Russia’s Popular Mechanics has the story on a new, possibly SVD-derived potential Dragunov replacement. The SVD, or simply Dragunov, was the first successful semi-automatic designated marksman’s rifle and it has been in service for over 50 years–and it’s starting to show its age.
The proposed replacement rifle, the SK-16, is a sleek, modern carbine with a flattop rail for optics. The SVD uses the older side-mount rail for optics which are heavier, more complex and sometimes less stable mounting methods for scopes, a critical part of any designated marksman’s kit. The SK-16 also has a folding, fully-adjustable stock and free-floating handguard for improved accuracy.
It appears to have a barrel length in the 14- to 16-inch territory, much shorter than the SVD’s 24-inch barrel, and did we mention it is chambered for 7.62 NATO/.308 Winchester? This is a major departure from the Dragunov standard which fires the venerable 7.62x54mmR cartridge.
There are a few theories to explain this since 7.62x54mmR is still a capable cartridge. Designed for the Mosin-Nagant rifle, 7.62x54mmR was originally expected to perform out to laughably-long range back in 1891, out to 2,000 meters or nearly 1.25 miles. Over time the cartridge has been modernized and is still in use today to good effect. So why change it?
One explanation is that there are few modern 7.62 NATO options produced domestically for Russian special forces. While there are AK-based 7.62 NATO/.308 Winchester options produced in Russia they have all the shortcomings of the Dragunov and none of its advantages. The SVD is not based at all on the original Kalashnikov pattern, it is an accuratized design with a short-stroke recoil system and milled steel receiver.
For Russians to get a modern semi-automatic 7.62 NATO/.308 Win. rifle, they have two options: import or innovate, and the Russian small arms industry has always favored innovation over importation.
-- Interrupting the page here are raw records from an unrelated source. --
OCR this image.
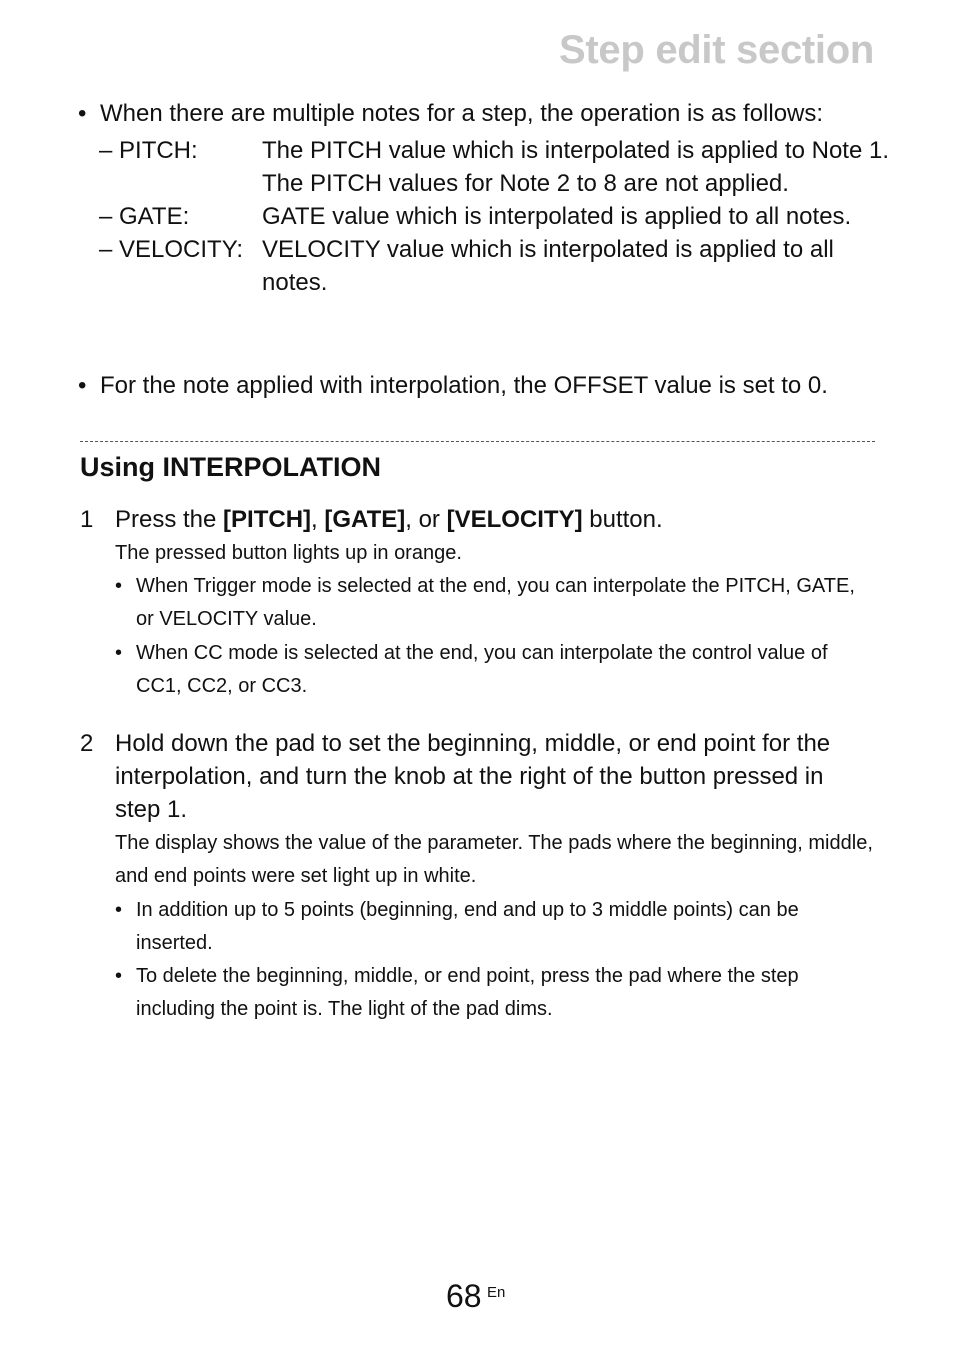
Step edit section
• When there are multiple notes for a step, the operation is as follows:
– PITCH:	The PITCH value which is interpolated is applied to Note 1. The PITCH values for Note 2 to 8 are not applied.
– GATE:	GATE value which is interpolated is applied to all notes.
– VELOCITY: VELOCITY value which is interpolated is applied to all notes.
• For the note applied with interpolation, the OFFSET value is set to 0.
Using INTERPOLATION
1 Press the [PITCH], [GATE], or [VELOCITY] button.
The pressed button lights up in orange.
• When Trigger mode is selected at the end, you can interpolate the PITCH, GATE, or VELOCITY value.
• When CC mode is selected at the end, you can interpolate the control value of CC1, CC2, or CC3.
2 Hold down the pad to set the beginning, middle, or end point for the interpolation, and turn the knob at the right of the button pressed in step 1.
The display shows the value of the parameter. The pads where the beginning, middle, and end points were set light up in white.
• In addition up to 5 points (beginning, end and up to 3 middle points) can be inserted.
• To delete the beginning, middle, or end point, press the pad where the step including the point is. The light of the pad dims.
68 En
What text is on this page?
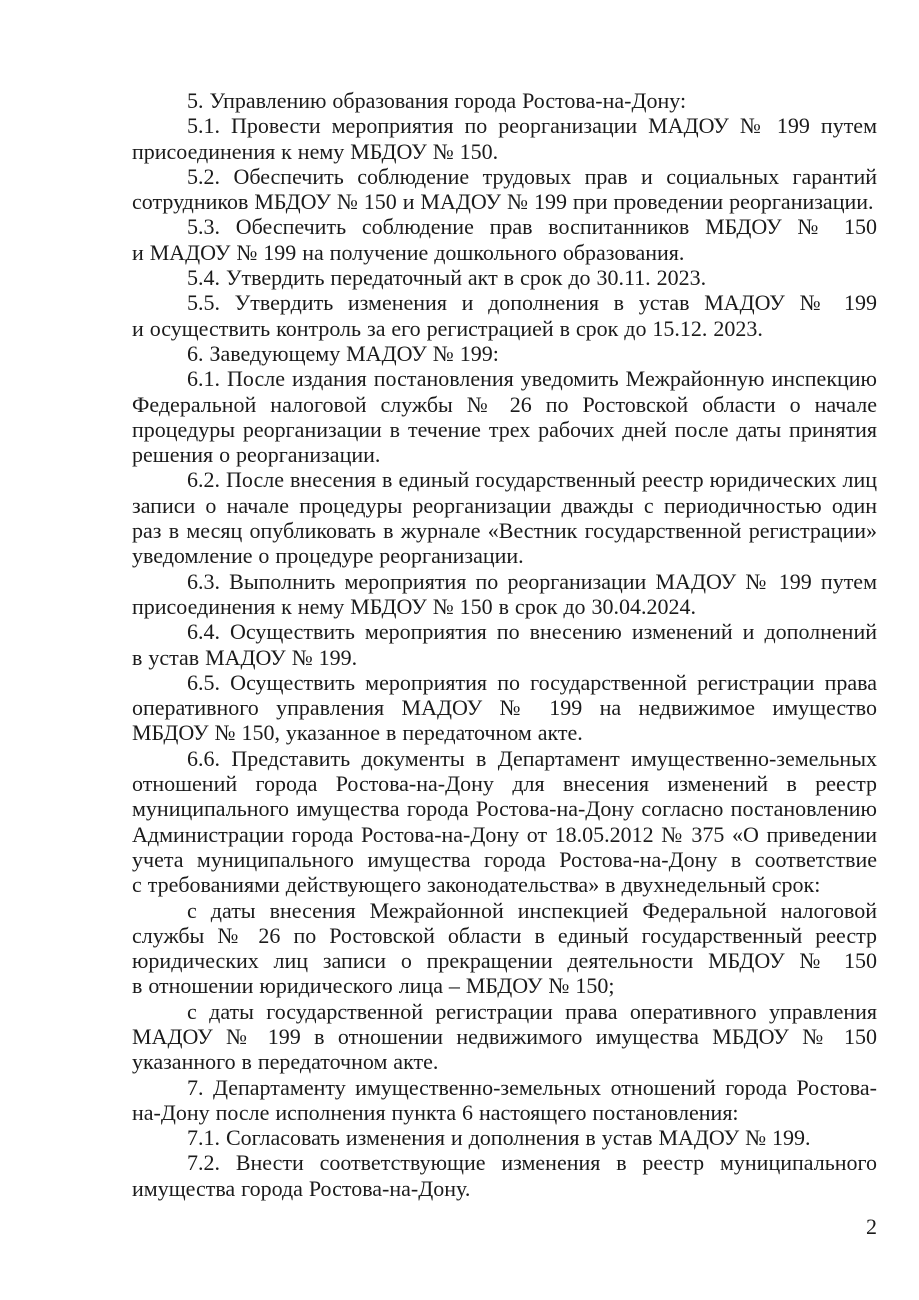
5. Управлению образования города Ростова-на-Дону:

5.1. Провести мероприятия по реорганизации МАДОУ № 199 путем присоединения к нему МБДОУ № 150.

5.2. Обеспечить соблюдение трудовых прав и социальных гарантий сотрудников МБДОУ № 150 и МАДОУ № 199 при проведении реорганизации.

5.3. Обеспечить соблюдение прав воспитанников МБДОУ № 150 и МАДОУ № 199 на получение дошкольного образования.

5.4. Утвердить передаточный акт в срок до 30.11. 2023.

5.5. Утвердить изменения и дополнения в устав МАДОУ № 199 и осуществить контроль за его регистрацией в срок до 15.12. 2023.

6. Заведующему МАДОУ № 199:

6.1. После издания постановления уведомить Межрайонную инспекцию Федеральной налоговой службы № 26 по Ростовской области о начале процедуры реорганизации в течение трех рабочих дней после даты принятия решения о реорганизации.

6.2. После внесения в единый государственный реестр юридических лиц записи о начале процедуры реорганизации дважды с периодичностью один раз в месяц опубликовать в журнале «Вестник государственной регистрации» уведомление о процедуре реорганизации.

6.3. Выполнить мероприятия по реорганизации МАДОУ № 199 путем присоединения к нему МБДОУ № 150 в срок до 30.04.2024.

6.4. Осуществить мероприятия по внесению изменений и дополнений в устав МАДОУ № 199.

6.5. Осуществить мероприятия по государственной регистрации права оперативного управления МАДОУ № 199 на недвижимое имущество МБДОУ № 150, указанное в передаточном акте.

6.6. Представить документы в Департамент имущественно-земельных отношений города Ростова-на-Дону для внесения изменений в реестр муниципального имущества города Ростова-на-Дону согласно постановлению Администрации города Ростова-на-Дону от 18.05.2012 № 375 «О приведении учета муниципального имущества города Ростова-на-Дону в соответствие с требованиями действующего законодательства» в двухнедельный срок:

с даты внесения Межрайонной инспекцией Федеральной налоговой службы № 26 по Ростовской области в единый государственный реестр юридических лиц записи о прекращении деятельности МБДОУ № 150 в отношении юридического лица – МБДОУ № 150;

с даты государственной регистрации права оперативного управления МАДОУ № 199 в отношении недвижимого имущества МБДОУ № 150 указанного в передаточном акте.

7. Департаменту имущественно-земельных отношений города Ростова-на-Дону после исполнения пункта 6 настоящего постановления:

7.1. Согласовать изменения и дополнения в устав МАДОУ № 199.

7.2. Внести соответствующие изменения в реестр муниципального имущества города Ростова-на-Дону.

2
But there is an even simpler explanation for the move away from 7.62x54mmR–it’s a rimmed cartridge.
Unlike 7.62x54mmR, 7.62 NATO/.308 Win. use a rimless case which feed more reliably and offer higher capacities than the rimmed cartridge. It also opens up a lot of other options for more cartridges compatible with .308 Winchester cases. If you’re making a truly modern long-range carbine you might as well start with .308 Winchester, it opens a lot of doors without compromising on performance.
That’s not the only surprise with the SK-16. While photos of early prototypes clearly have gas piston systems, according to The Firearm Blog, the current-production SK-16 uses a gas trap.
Gas traps use special muzzle devices that channel gas from the end of the barrel back to the operating system after the bullet leaves the barrel. These were used in early automatic firearm designs but largely discarded in favor of other gas operation systems because of gas trap reliability issues.
It sounds like Kalashnikov Concern developers Demyan Belyakov and Evgeniy Erofeev have overcome these problems to build a precision gas trap rifle. From the renderings it looks like the SK-16 channels gas back to a small port above the chamber which cycles the action. Gas trap actions stay locked until the bullet leaves the barrel so these could theoretically be very accurate guns if the system works.
Not that very many Americans will be able to shoot one of these guns anytime soon. The SK-16 is a Kalashnikov Concern gun which means that due to sanctions, it cannot currently be exported to the U.S. Sanctions were put in place against Russia after the Russian annexation of Crimea last year targeting the Kalashnikov Concern specifically.
Even if Russia hands over Crimea today it would be a surprise if those sanctions were lifted. As Russian hostilities towards U.S. military forces continue and even increase in aggression, sanctions seem likely to stay in place for the long run.
But the rifle itself is interesting nevertheless, and we hope to at least see it in photographs if it does get adopted as the SVD’s replacement.